While on the train this early morning, I was thinking to myself for the umpteenth time this month “I really need to start doing my devotions again.” I keep telling myself this and I’ve meant to pick up my Bible and start journaling and praying, but I just never got around to it. I’ve been either too tired or too busy. And because I haven’t been spending time with Him, I’ve noticed how this lack of God in my life has resulted in my ugly inner self gradually wreaking havoc on my heart and mind. My thoughts are unkind, my actions are selfish, my heart is restless as nothing I do can satisfy it. I was thinking about all this when it suddenly occurred to me that God is very much like rehab. And it certainly does make sense, because that’s what He does. He rehabilitates.

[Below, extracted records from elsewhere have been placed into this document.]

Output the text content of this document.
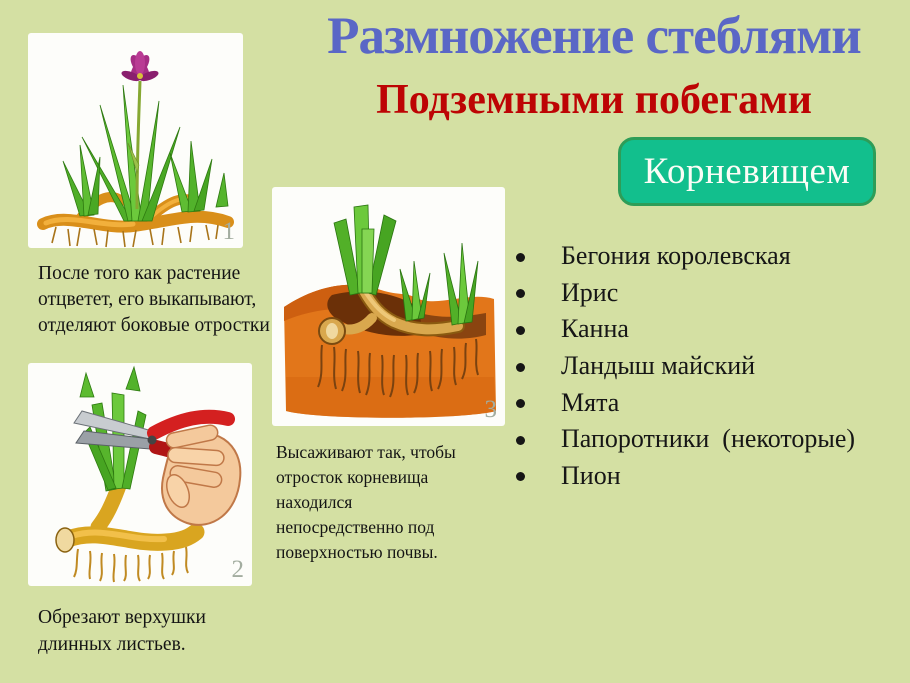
Размножение стеблями
Подземными побегами
Корневищем
1
2
3
После того как растение
отцветет, его выкапывают,
отделяют боковые отростки
Обрезают верхушки
длинных листьев.
Высаживают так, чтобы
отросток корневища
находился
непосредственно под
поверхностью почвы.
Бегония королевская
Ирис
Канна
Ландыш майский
Мята
Папоротники  (некоторые)
Пион
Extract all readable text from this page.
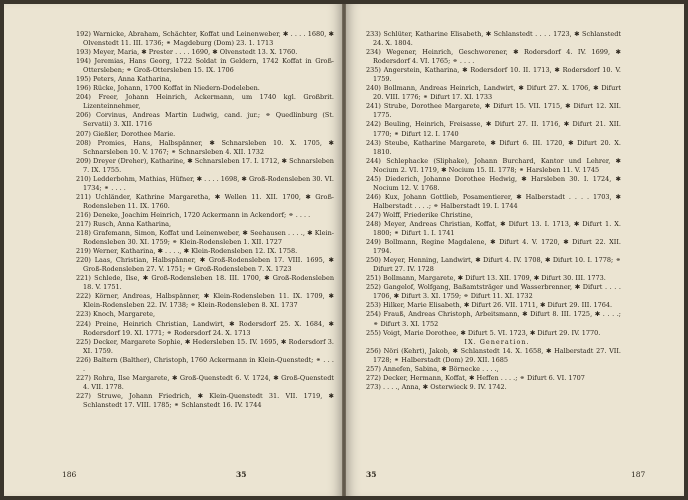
192) Warnicke, Abraham, Schächter, Koffat und Leinenweber, ✱ . . . . 1680, ✱ Olvenstedt 11. III. 1736; ⚭ Magdeburg (Dom) 23. 1. 1713
193) Meyer, Maria, ✱ Prester . . . . 1690, ✱ Olvenstedt 13. X. 1760.
194) Jeremias, Hans Georg, 1722 Soldat in Geldern, 1742 Koffat in Groß-Ottersleben; ⚭ Groß-Ottersleben 15. IX. 1706
195) Peters, Anna Katharina,
196) Rücke, Johann, 1700 Koffat in Niedern-Dodeleben.
204) Freer, Johann Heinrich, Ackermann, um 1740 kgl. Großbrit. Lizenteinnehmer,
206) Corvinus, Andreas Martin Ludwig, cand. jur.; ⚭ Quedlinburg (St. Servatii) 3. XII. 1716
207) Gießler, Dorothee Marie.
208) Promies, Hans, Halbspänner, ✱ Schnarsleben 10. X. 1705, ✱ Schnarsleben 10. V. 1767; ⚭ Schnarsleben 4. XII. 1732
209) Dreyer (Dreher), Katharine, ✱ Schnarsleben 17. I. 1712, ✱ Schnarsleben 7. IX. 1755.
210) Ledderbohm, Mathias, Hüfner, ✱ . . . . 1698, ✱ Groß-Rodensleben 30. VI. 1734; ⚭ . . . .
211) Uchländer, Kathrine Margaretha, ✱ Wellen 11. XII. 1700, ✱ Groß-Rodensleben 11. IX. 1760.
216) Deneke, Joachim Heinrich, 1720 Ackermann in Ackendorf; ⚭ . . . .
217) Rusch, Anna Katharina,
218) Grafemann, Simon, Koffat und Leinenweber, ✱ Seehausen . . . ., ✱ Klein-Rodensleben 30. XI. 1759; ⚭ Klein-Rodensleben 1. XII. 1727
219) Werner, Katharina, ✱ . . . ., ✱ Klein-Rodensleben 12. IX. 1758.
220) Laas, Christian, Halbspänner, ✱ Groß-Rodensleben 17. VIII. 1695, ✱ Groß-Rodensleben 27. V. 1751; ⚭ Groß-Rodensleben 7. X. 1723
221) Schlede, Ilse, ✱ Groß-Rodensleben 18. III. 1700, ✱ Groß-Rodensleben 18. V. 1751.
222) Körner, Andreas, Halbspänner, ✱ Klein-Rodensleben 11. IX. 1709, ✱ Klein-Rodensleben 22. IV. 1738; ⚭ Klein-Rodensleben 8. XI. 1737
223) Knoch, Margarete,
224) Preine, Heinrich Christian, Landwirt, ✱ Rodersdorf 25. X. 1684, ✱ Rodersdorf 19. XI. 1771; ⚭ Rodersdorf 24. X. 1713
225) Decker, Margarete Sophie, ✱ Hedersleben 15. IV. 1695, ✱ Rodersdorf 3. XI. 1759.
226) Baltern (Balther), Christoph, 1760 Ackermann in Klein-Quenstedt; ⚭ . . . .
227) Rohra, Ilse Margarete, ✱ Groß-Quenstedt 6. V. 1724, ✱ Groß-Quenstedt 4. VII. 1778.
227) Struwe, Johann Friedrich, ✱ Klein-Quenstedt 31. VII. 1719, ✱ Schlanstedt 17. VIII. 1785; ⚭ Schlanstedt 16. IV. 1744
186	35
233) Schlüter, Katharine Elisabeth, ✱ Schlanstedt . . . . 1723, ✱ Schlanstedt 24. X. 1804.
234) Wegener, Heinrich, Geschworener, ✱ Rodersdorf 4. IV. 1699, ✱ Rodersdorf 4. VI. 1765; ⚭ . . . .
235) Angerstein, Katharina, ✱ Rodersdorf 10. II. 1713, ✱ Rodersdorf 10. V. 1759.
240) Bollmann, Andreas Heinrich, Landwirt, ✱ Difurt 27. X. 1706, ✱ Difurt 20. VIII. 1776; ⚭ Difurt 17. XI. 1733
241) Strube, Dorothee Margarete, ✱ Difurt 15. VII. 1715, ✱ Difurt 12. XII. 1775.
242) Beuling, Heinrich, Freisasse, ✱ Difurt 27. II. 1716, ✱ Difurt 21. XII. 1770; ⚭ Difurt 12. I. 1740
243) Steube, Katharine Margarete, ✱ Difurt 6. III. 1720, ✱ Difurt 20. X. 1810.
244) Schlephacke (Sliphake), Johann Burchard, Kantor und Lehrer, ✱ Nocium 2. VI. 1719, ✱ Nocium 15. II. 1778; ⚭ Harsleben 11. V. 1745
245) Diederich, Johanne Dorothee Hedwig, ✱ Harsleben 30. I. 1724, ✱ Nocium 12. V. 1768.
246) Kux, Johann Gottlieb, Posamentierer, ✱ Halberstadt . . . . 1703, ✱ Halberstadt . . . .; ⚭ Halberstadt 19. I. 1744
247) Wolff, Friederike Christine,
248) Meyer, Andreas Christian, Koffat, ✱ Difurt 13. I. 1713, ✱ Difurt 1. X. 1800; ⚭ Difurt 1. I. 1741
249) Bollmann, Regine Magdalene, ✱ Difurt 4. V. 1720, ✱ Difurt 22. XII. 1794.
250) Meyer, Henning, Landwirt, ✱ Difurt 4. IV. 1708, ✱ Difurt 10. I. 1778; ⚭ Difurt 27. IV. 1728
251) Bollmann, Margarete, ✱ Difurt 13. XII. 1709, ✱ Difurt 30. III. 1773.
252) Gangelof, Wolfgang, Baßamtsträger und Wasserbrenner, ✱ Difurt . . . . 1706, ✱ Difurt 3. XI. 1759; ⚭ Difurt 11. XI. 1732
253) Hilker, Marie Elisabeth, ✱ Difurt 26. VII. 1711, ✱ Difurt 29. III. 1764.
254) Frauß, Andreas Christoph, Arbeitsmann, ✱ Difurt 8. III. 1725, ✱ . . . .; ⚭ Difurt 3. XI. 1752
255) Voigt, Marie Dorothee, ✱ Difurt 5. VI. 1723, ✱ Difurt 29. IV. 1770.
IX. Generation.
256) Nöri (Kehrt), Jakob, ✱ Schlanstedt 14. X. 1658, ✱ Halberstadt 27. VII. 1728; ⚭ Halberstadt (Dom) 29. XII. 1685
257) Annefen, Sabina, ✱ Börnecke . . . .,
272) Decker, Hermann, Koffat, ✱ Heffen . . . .; ⚭ Difurt 6. VI. 1707
273) . . . ., Anna, ✱ Osterwieck 9. IV. 1742.
35	187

Perhaps I’ve been watching too much Breaking Bad lately, but I can see how I sometimes act like an addict. I keep allowing my sinful nature to take control and no matter how hard I will myself to resist and to get myself back on track, at the end of the day, I feel unsatisfied and drained. Even then, I continue to listen to sin and push God away. Thankfully, God is faithful and promises to never forsake us. He waits for me with open arms, and when I finally come to him, completely used and dirty, He embraces me and begins the healing. On the train this morning, as I prayed to Him for the first time in a long time, He replied with this verse: “Come to me, all you who are weary and burdened, and I will give you rest… For my yoke is easy and my burden is light.”
One by one, He shows me the sin in my life that needs to be surrendered. It’s not easy to turn away from these things, in fact it’s quite the slow process for me, but I know that whatever God has to offer will far exceed anything I could ever hope for. How He is willing to wait for me and to cleanse me after all I’ve done to Him and chosen to do – blows my feeble human mind.
He heals and He restores. He sets us right again after we allow ourselves to be ravaged by sin. No judgement, no bitterness. Just love.
Thank you for saving me… again and again.